On March 10, 1957 a child was born to a wealthy and influential family in Saudi Arabia.  The young man whose name was Osama bin Laden was a devout and religious young man, mild mannered and soft spoken.  He studied economics and business administration and was involved in a variey of charitable works.  Like Karol Wojtyla, he too was a poet.  Somewhere along the line as he grew older he began to see what he considered the need to impose a very strict approach to Sharia (Muslim) law.  He would finally take this approach to its extreme and would end up being isolated from his home in Saudi Arabia.  He began to recruit others to his way of thinking from which would grow a network of followers pledged to him and to his extreme ways.  He developed an animosity for four particular "enemies" (in his thinking): the State of Israel, Shia Muslims, heretics, and the United States of America.

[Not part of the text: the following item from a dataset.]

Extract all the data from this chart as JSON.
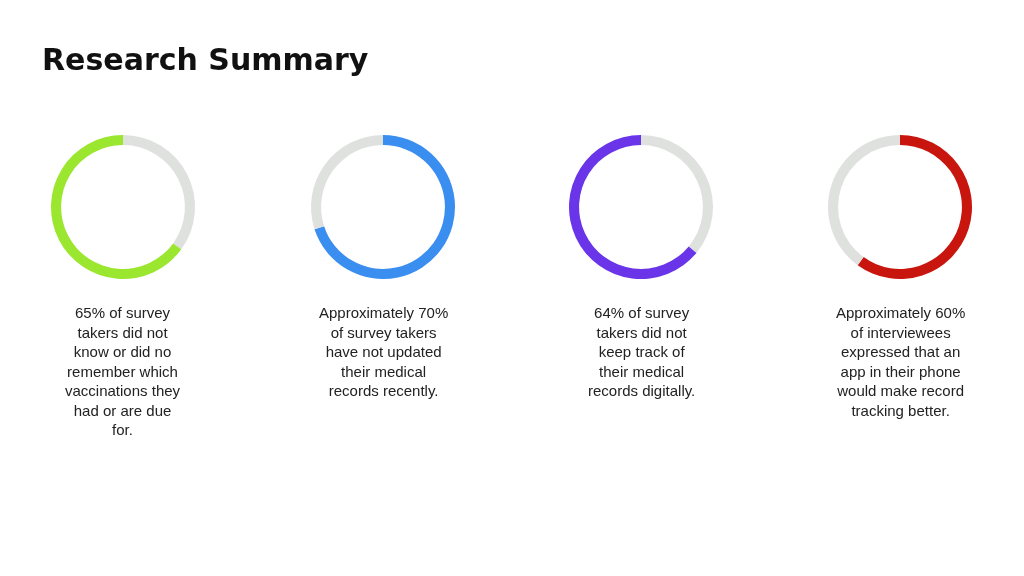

Through his teaching and training of others he would end up being responsbile for the death of thousands of innocent people through various terrorist attacks on a number of places and peoples, the most glaring being the attack on the United States on September 11, 2001 where targets were struck in New York City and Washington.

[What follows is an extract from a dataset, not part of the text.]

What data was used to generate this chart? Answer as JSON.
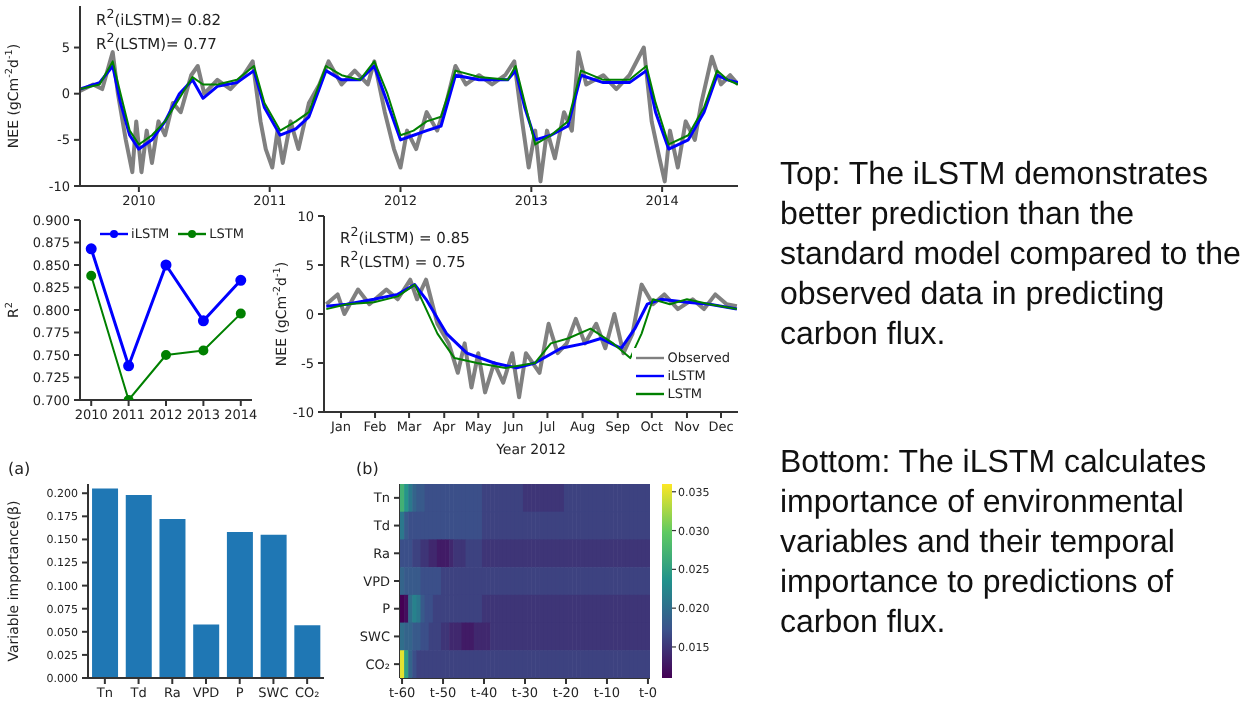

There we have a tale of two men: one who chose life and proclamation of the dignity of all human life and the other who chose violence as a means of carrying out his extreme views.  We can see why Karol Wojtyla arrived at his views through his study of Scripture and the following of Jesus Christ.  Why did bin Laden choose the path he chose?  His followers, who will certainly consider him a martyr, would say he was following his beliefs in the purity of Islam and how it must be the way the world should go.  I would wonder, however, how his approach to life (and the taking of human life) is consonant with the message of the Qu'ran where we read in Surah 25:

And the servants of Allah, Most Gracious, are those who walk on the earth in humility, and when the ignorant address them, they say, "Peace!"  (25:63); or

Those who invoke not, with Allah, any other god, nor slay such life as Allah has made sacred except for just cause...and any that does this (not only) merits punishment.  (25:68); or

...The penalty on the Day of Judgment will be doubled to him, and he will dwell therein in ignominy.  (25:69); or

Unless he repents, believes and works righteous deeds, for Allah will change the evil of such persons into good, and Allah is Oft-Forgiving, Most Merciful.  (25:70)

The world can rightfully judge the actions of Osama bin Laden as violent and cruel resulting in the loss of many human lives.  The final judgment of his life remains, however, not with us but with God.  We may feel relief that a "most wanted criminal" has been brought to justice but we can also be assured that this will not necessarily end terrorism or actions of such violence against others.  We can only hope for the peace that John Paul II so often would pray for.  Let me share a prayerful thought written by Father John Walsh of Maryknoll:

Let us become lovers of God and enablers, enabling people to encounter a loving, liberating God.  Let us grow as co-seekers of the trust with others and reconcilers, conscious of our own trespasses and forgivers of our enemies.  Let us be promoters of life in all stages and celebrators, giving voice to the love, joy, and longing and aspirations of peace makers.

Blessed John Paul II, pray for us and pray that the peace so close to your own heart may descend upon the peoples of the world.